Но кто, кто сможет дать правильный и квалифицированный совет, как избавиться от власти матери, любя, обожая и боготворя её? Как учить детей уважать родителей, слушать и слушаться их, но при этом быть критичными и уметь вовремя сказать: всё, мама, больше ты мной не руководишь и с сегодняшнего дня уважаешь меня и мои решения как отдельного и самостоятельного человека? Разве кто-нибудь когда-нибудь хоть в одной умной книжке написал об этом? Разве не почтению, послушанию и преклонению перед магическим словом «мать» учит нас с детства каждая книга, каждое стихотворение, каждая песня? Априори считается, что мать своему ребёнку желает и делает только добро — на этом постулате построено воспитание в детях любви к «самой лучшей женщине на свете». Ну, а если это не так? А если родители, к примеру, законченные дураки или аморальные типы? Что тогда делать детям? Как перестать... любить? Потому что если не перестанешь, то никакого спасения от материнского зла не жди: ты не сможешь убежать от неё, не сможешь уклониться от её «ударов», будешь не в силах перехватить бьющую тебя руку. Ты будешь терпеть, гнуться и ломаться. Пока не разлюбишь всё-таки... или не сдохнешь.

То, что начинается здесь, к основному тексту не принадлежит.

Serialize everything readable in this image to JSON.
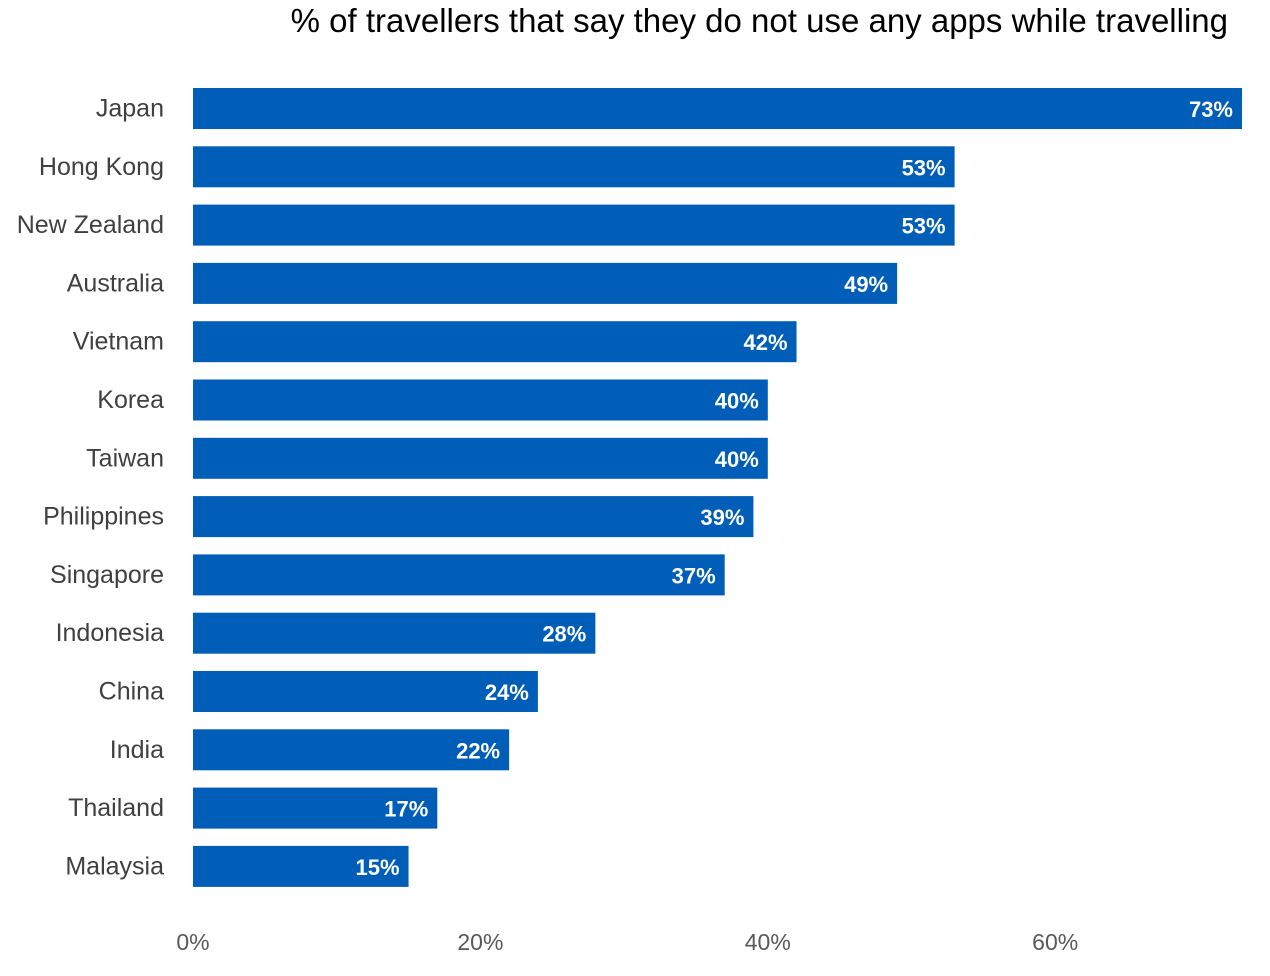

Я мучительно выбиралась из плаценты. Задыхаясь в ней, захлёбываясь от нехватки воздуха и от страха, я пыталась вырваться и уйти... куда? Получалось, что в одиночество, ибо никого рядом не было. Не считать же опорой и помощью ещё не взрослую, неразумную пока что дочь, которая сама доверчиво смотрит на меня своими огромными глазищами, как на вечное спасение, на главную и неизменную надежду и опору в этой жизни, как на всегда верный и безопасный тыл. Она так и должна думать и чувствовать до тех пор, пока я жива. А я не вправе навешивать на неё хоть граммулечку своих проблем и неприятностей. Я — тыл, я — дом, я — спасение и прощение всегда и от всего. Моя Алиска никогда не узнает ужаса холода от обступающего со всех сторон одиночества: мамино тепло у неё будет всегда... Покуда я буду...
Хорошая мина при плохой игре или хорошая игра скрывает плохую мину
М-да, от наступавшего на меня Одиночества спасти могла только работа — интересная, творческая, захватывающая, съедающая большое количество времени и сил, до отказа загружающая мозг. А её-то как раз и не было. Моё общение с окружающим миром сокращалось с ужасающей скоростью, как шагреневая кожа. Моим главным собеседником становился Интернет. К тому же я не умела, не хотела, не могла никому плакаться: не было такой привычки, и вечный «файн!», покой нам только снится... Поэтому даже те, кого я осторожно называла «хорошими приятелями» или «друзьями», ничего не знали. Вообще ничего! Для них была приготовлена версия: я спокойно ищу работу по душе, а сама пока с удовольствием отдыхаю дома, так как денег мой замечательный муж зарабатывает достаточно, можно себе позволить и расслабиться, пока не «созреет и не упадет в руки» достойная меня работа.
Как хорошо я умела актёрствовать! Какая игра! Мамина школа. Это её конёк — лицемерить и притворяться, работать на публику. Лишь бы «выглядеть». Правда, в отличие от мамы я, кроме себя самой, никем не жертвовала, от моего лицемерия хуже не было никому другому и я никого не заставляла принимать участие в этой «игре». Был лишь мой маленький спектакль под названием «А у меня всё лучше всех!», театр одного актёра.
Никто ни разу не вывел меня на чистую воду. То ли действительно, я так хорошо играла, то ли до меня и моей жизни никому особого дела не было. Все на сто процентов верили в то, что жизнь у меня — мёд с шоколадом, муж — бесценное золото, которое, по мнению некоторых женщин, не по праву досталось такой, как я. Смешно: раньше мне многие завидовали из-за мамы («У меня она такая умная, такая добрая, такая... Хотите расскажу? А ещё она знаменитая писательница, вот!»); теперь дуры-бабы завидовали моему замужеству.